CHP’den Faik Öztrak, yaşananları “Milletin tertemiz oylarıyla kazandığı İstanbul Belediyesi’ne kayyım atama hadsizliği” olarak tanımladı ve Cumhuriyet Halk Partisi’nin bu baskılara boyun eğmeyeceğini vurguladı.

Çağdaş Hukukçular Derneği (ÇHD) ise yaptığı açıklamada, “En temel hukuk kurallarını dahi ayaklar altına alarak kendine yol açmaya çalışan faşizmin son icraatı, İBB Başkanı Ekrem İmamoğlu’nun üniversite diplomasını iptal etmek ve hemen ardından birçok siyasetçi ile birlikte gözaltına almak olmuştur” diyerek hukukun tamamen devre dışı bırakıldığına dikkat çekti.

ULUSLARARASI TEPKİLER: AB SESSİZ KALAMAZ

Yaşananlar uluslararası kamuoyunda da büyük yankı uyandırdı. Avrupa Parlamentosu üyesi Kati Piri, “İstanbul Belediye Başkanı İmamoğlu ve 100 diğerinin tutuklanması, Erdoğan rejiminin tam otokrasiye doğru attığı büyük bir adımdır. AB, bunun ciddi sonuçlar doğurmadan geçmesine izin veremez” ifadelerini kullanarak, Avrupa Birliği’ni harekete geçmeye çağırdı.

Türkiye’de hukukun üstünlüğüne yönelik baskılar, uluslararası insan hakları kuruluşlarının da gündemine girerken, Avrupa’daki bazı parlamenterler Türkiye’ye yönelik demokratik yaptırımların değerlendirilmesi gerektiğini ifade etti.

MUHALEFETTEN DİRENİŞ ÇAĞRISI

CHP İstanbul eski İl Başkanı Canan Kaftancıoğlu, “Bu memlekette çok hukuksuzluk gördük ama bu kadarına da pes artık!” diyerek yargının araçsallaştırılarak siyasi rakiplerin diskalifiye edilmek istendiğini söyledi. Kaftancıoğlu, “Vicdan sahibi herkes ve tüm Cumhuriyet Halk Partililer bu hukuk dışı kararın karşısında duracaktır” dedi.

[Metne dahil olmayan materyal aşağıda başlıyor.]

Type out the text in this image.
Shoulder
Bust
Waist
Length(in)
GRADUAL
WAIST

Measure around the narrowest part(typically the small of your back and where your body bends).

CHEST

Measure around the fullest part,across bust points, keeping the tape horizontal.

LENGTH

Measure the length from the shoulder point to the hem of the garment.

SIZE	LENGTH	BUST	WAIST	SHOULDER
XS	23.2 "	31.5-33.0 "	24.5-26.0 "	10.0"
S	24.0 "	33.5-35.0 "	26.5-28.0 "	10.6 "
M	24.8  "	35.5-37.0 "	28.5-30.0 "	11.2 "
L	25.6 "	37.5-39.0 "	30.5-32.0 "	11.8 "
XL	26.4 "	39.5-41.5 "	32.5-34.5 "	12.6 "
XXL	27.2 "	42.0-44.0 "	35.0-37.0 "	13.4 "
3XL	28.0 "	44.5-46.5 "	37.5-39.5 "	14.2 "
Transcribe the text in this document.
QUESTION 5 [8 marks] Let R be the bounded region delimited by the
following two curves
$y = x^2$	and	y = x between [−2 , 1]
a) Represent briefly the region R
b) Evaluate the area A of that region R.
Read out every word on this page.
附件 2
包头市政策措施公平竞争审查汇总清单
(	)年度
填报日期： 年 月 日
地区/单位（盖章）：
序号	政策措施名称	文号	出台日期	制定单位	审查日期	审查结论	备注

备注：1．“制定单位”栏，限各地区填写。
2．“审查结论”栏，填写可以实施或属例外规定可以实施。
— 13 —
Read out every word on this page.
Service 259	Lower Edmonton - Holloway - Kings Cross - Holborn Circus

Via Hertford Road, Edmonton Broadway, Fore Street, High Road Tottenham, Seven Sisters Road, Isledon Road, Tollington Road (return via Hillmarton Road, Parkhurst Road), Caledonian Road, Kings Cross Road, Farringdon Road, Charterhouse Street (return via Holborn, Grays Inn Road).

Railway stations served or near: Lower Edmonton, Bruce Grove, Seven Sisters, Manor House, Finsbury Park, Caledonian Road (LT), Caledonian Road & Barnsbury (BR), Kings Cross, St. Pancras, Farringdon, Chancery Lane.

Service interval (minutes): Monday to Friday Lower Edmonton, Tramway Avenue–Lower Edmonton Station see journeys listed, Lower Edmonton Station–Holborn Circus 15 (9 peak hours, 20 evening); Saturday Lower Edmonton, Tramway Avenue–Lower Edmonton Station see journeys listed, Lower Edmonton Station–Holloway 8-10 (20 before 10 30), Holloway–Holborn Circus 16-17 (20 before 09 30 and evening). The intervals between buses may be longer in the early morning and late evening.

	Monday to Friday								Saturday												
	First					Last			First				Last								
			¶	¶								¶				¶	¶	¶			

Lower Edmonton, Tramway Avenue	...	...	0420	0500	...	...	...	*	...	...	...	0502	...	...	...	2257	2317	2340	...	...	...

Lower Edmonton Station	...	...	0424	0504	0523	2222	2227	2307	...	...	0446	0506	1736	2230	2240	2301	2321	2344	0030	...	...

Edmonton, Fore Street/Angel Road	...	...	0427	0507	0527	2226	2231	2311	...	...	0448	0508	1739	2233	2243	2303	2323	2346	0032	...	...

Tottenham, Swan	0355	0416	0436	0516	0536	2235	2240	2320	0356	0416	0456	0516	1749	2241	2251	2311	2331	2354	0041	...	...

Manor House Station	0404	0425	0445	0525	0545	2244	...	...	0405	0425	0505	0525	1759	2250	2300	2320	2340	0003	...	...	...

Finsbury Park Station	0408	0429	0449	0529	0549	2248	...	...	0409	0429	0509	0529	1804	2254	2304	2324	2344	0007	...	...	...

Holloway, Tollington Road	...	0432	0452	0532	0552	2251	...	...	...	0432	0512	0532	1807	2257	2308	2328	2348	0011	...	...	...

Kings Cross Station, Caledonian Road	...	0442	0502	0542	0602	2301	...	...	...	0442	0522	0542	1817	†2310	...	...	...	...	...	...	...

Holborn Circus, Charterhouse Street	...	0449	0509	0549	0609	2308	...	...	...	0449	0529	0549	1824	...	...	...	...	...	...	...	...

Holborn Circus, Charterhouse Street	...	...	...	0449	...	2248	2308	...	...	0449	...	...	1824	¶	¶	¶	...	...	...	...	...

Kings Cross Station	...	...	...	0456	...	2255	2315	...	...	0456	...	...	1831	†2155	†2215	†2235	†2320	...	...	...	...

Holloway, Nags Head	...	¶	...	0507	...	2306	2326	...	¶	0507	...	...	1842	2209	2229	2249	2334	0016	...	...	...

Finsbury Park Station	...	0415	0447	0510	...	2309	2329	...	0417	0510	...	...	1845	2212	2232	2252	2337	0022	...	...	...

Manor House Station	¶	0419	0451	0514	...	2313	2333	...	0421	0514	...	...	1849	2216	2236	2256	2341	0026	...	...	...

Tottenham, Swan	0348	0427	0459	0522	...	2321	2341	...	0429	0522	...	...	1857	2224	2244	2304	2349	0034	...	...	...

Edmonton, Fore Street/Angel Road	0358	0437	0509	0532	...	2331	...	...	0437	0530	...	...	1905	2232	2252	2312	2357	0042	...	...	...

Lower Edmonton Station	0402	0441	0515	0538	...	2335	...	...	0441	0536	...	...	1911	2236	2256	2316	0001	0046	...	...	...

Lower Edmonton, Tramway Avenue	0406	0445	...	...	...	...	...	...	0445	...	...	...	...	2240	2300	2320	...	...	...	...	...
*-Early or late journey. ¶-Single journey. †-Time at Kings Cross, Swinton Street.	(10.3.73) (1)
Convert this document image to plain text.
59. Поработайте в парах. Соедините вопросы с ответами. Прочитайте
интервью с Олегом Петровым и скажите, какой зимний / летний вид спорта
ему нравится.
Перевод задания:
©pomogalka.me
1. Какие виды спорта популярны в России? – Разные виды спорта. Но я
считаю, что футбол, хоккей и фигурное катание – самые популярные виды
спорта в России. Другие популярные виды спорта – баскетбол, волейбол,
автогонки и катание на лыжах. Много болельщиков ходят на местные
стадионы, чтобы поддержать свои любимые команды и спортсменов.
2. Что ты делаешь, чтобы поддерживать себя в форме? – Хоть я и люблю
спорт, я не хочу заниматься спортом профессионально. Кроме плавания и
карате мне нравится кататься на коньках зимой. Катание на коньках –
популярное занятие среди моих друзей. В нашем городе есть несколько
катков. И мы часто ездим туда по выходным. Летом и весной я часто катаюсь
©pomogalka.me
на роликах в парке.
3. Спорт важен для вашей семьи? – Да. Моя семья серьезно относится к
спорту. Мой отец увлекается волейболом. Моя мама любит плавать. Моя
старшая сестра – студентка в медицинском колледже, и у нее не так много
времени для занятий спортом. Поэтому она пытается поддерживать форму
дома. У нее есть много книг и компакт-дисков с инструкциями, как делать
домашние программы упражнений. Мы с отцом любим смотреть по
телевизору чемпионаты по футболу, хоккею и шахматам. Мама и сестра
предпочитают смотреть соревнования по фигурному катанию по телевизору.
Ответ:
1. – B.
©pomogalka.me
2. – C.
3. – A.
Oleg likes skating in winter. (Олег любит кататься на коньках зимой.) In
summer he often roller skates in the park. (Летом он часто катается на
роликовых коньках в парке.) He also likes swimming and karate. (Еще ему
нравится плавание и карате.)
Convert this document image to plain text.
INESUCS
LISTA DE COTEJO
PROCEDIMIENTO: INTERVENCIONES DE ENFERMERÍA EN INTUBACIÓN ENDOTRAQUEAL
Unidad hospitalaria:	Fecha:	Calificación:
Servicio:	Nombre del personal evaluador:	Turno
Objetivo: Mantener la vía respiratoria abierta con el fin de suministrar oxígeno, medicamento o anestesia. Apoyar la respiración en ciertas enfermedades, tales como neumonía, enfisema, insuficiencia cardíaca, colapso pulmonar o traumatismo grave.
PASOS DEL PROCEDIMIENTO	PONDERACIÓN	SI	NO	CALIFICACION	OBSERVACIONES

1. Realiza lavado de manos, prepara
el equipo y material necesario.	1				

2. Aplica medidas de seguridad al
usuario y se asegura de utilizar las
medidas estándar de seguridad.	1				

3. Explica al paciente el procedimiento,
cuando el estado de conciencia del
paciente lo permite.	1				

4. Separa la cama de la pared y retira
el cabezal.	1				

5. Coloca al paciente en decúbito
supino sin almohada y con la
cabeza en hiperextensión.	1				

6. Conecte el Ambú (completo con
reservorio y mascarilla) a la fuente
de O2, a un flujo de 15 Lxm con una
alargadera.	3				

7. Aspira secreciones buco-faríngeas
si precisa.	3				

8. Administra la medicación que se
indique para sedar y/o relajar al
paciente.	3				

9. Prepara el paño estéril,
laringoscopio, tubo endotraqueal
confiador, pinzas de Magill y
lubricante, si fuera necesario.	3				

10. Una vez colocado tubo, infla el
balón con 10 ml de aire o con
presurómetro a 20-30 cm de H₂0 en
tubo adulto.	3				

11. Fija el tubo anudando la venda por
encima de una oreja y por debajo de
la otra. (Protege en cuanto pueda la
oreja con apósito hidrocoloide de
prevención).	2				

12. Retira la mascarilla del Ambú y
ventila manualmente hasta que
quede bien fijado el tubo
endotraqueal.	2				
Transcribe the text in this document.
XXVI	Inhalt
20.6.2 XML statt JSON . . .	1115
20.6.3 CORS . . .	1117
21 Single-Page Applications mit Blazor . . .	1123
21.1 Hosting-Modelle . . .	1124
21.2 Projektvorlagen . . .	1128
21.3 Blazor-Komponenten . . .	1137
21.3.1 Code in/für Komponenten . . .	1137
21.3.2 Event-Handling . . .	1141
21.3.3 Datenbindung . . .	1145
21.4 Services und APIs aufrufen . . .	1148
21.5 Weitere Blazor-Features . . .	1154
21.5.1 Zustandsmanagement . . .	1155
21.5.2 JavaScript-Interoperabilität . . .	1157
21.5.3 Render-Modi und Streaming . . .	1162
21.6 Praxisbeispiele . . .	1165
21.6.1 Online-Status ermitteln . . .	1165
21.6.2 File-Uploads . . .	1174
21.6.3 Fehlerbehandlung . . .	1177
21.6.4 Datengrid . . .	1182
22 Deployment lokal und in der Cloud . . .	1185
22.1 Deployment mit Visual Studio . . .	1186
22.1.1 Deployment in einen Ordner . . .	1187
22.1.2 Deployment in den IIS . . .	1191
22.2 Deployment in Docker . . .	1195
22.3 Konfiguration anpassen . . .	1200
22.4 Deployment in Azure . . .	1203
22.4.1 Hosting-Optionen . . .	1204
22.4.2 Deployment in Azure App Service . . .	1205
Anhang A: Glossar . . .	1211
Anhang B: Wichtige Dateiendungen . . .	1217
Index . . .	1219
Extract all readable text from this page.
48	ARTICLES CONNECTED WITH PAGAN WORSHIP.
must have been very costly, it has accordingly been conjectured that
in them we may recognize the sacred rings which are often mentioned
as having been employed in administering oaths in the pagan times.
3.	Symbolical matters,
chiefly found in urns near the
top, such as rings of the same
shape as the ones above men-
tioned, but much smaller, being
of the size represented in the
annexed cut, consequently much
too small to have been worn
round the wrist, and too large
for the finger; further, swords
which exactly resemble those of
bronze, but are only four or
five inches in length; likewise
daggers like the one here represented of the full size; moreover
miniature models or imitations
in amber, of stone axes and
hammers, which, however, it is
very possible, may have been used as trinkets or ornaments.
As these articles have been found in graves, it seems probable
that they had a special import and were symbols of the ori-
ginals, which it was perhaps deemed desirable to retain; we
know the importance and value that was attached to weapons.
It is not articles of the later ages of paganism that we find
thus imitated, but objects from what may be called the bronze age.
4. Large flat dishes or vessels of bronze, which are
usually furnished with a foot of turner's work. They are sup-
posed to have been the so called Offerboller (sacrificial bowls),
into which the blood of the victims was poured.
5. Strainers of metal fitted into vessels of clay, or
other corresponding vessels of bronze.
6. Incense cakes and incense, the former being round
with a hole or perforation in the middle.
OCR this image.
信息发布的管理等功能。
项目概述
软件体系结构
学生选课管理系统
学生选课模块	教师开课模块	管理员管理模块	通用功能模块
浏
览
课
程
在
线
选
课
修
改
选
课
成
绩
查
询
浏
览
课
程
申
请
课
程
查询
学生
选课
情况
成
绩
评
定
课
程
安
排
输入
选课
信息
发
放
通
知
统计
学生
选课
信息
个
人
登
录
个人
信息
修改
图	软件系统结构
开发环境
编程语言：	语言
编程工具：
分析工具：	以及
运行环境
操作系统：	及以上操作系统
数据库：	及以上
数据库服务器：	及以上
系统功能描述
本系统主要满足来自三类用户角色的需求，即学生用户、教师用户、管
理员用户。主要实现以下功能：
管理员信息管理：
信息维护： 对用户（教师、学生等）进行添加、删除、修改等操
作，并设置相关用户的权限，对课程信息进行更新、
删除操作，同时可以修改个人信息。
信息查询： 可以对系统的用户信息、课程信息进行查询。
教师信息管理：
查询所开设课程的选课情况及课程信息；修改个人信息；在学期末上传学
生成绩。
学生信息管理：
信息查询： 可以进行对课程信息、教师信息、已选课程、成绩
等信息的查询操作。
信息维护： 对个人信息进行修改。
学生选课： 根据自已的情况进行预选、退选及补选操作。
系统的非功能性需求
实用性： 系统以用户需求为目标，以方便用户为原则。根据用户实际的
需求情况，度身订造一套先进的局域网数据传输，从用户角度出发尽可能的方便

Hukukçu Bahadır Erdem, “Ülkem adına çok üzgünüm. Hukuk adına çok üzgünüm. Demokrasi adına çok üzgünüm. Bugün ülke adına çok acı bir gün” ifadelerini kullanarak, CHP’nin Cumhurbaşkanı adayının Ekrem İmamoğlu olduğunu ve bu iradenin hiçbir hukuksuzlukla engellenemeyeceğini vurguladı.

Muhalefet partileri, sivil toplum örgütleri ve halk, süreci büyük bir tepkiyle karşılayarak İstanbul yönetimine yapılan bu darbe girişimine karşı mücadele edeceklerini açıkladı.

CHP’nin 23 MART ÖN SEÇİM: HALKIN YANITI NE OLACAK?

Gözaltı sürecinin İstanbul’un yerel yönetimine kayyım atanmasıyla sonuçlanabileceği yönündeki endişeler, 23 Mart’ta yapılacak ön seçimleri daha kritik bir noktaya taşıdı. CHP Cumhurbaşkanı adayını belirlemek için yapacağı ön seçimde sandıkta güçlü bir yanıt vereceğini belirterek, bu girişimin seçimlere yönelik bir müdahale olduğunu savundu.

Yaşananlar, yalnızca bir belediye başkanına yönelik bir operasyon değil, Türkiye’deki muhalefeti susturma ve İstanbul’un yönetimini fiilen ele geçirme girişimi olarak değerlendirilirken, gelişmelerin ülkenin demokratik geleceği açısından nasıl şekilleneceği merak konusu olmaya devam ediyor.

SİYASİ LİDERLERDEN VE AKADEMİSYENLERDEN SERT TEPKİLER

Eski CHP Genel Başkanı Kemal Kılıçdaroğlu, gözaltı kararına karşı çıkarak süreci, “Milli iradeye, hukuka ve demokrasiye yönelik bu müdahale kabul edilemez” sözleriyle değerlendirdi. Kılıçdaroğlu, iktidarın CHP’den intikam almaya çalıştığını belirterek, “Hak, hukuk, adalet arayışımız devam edecek” dedi.

CHP Genel Başkanı Özgür Özel ise yaptığı açıklamada, İmamoğlu’nun gözaltına alınmasını “bir darbe girişimi” olarak nitelendirdi. Özel, “Milletin yerine karar vermek, halkın iradesinin yerine geçmek ya da ona engel olmak için güç kullanmak darbedir” ifadelerini kullandı.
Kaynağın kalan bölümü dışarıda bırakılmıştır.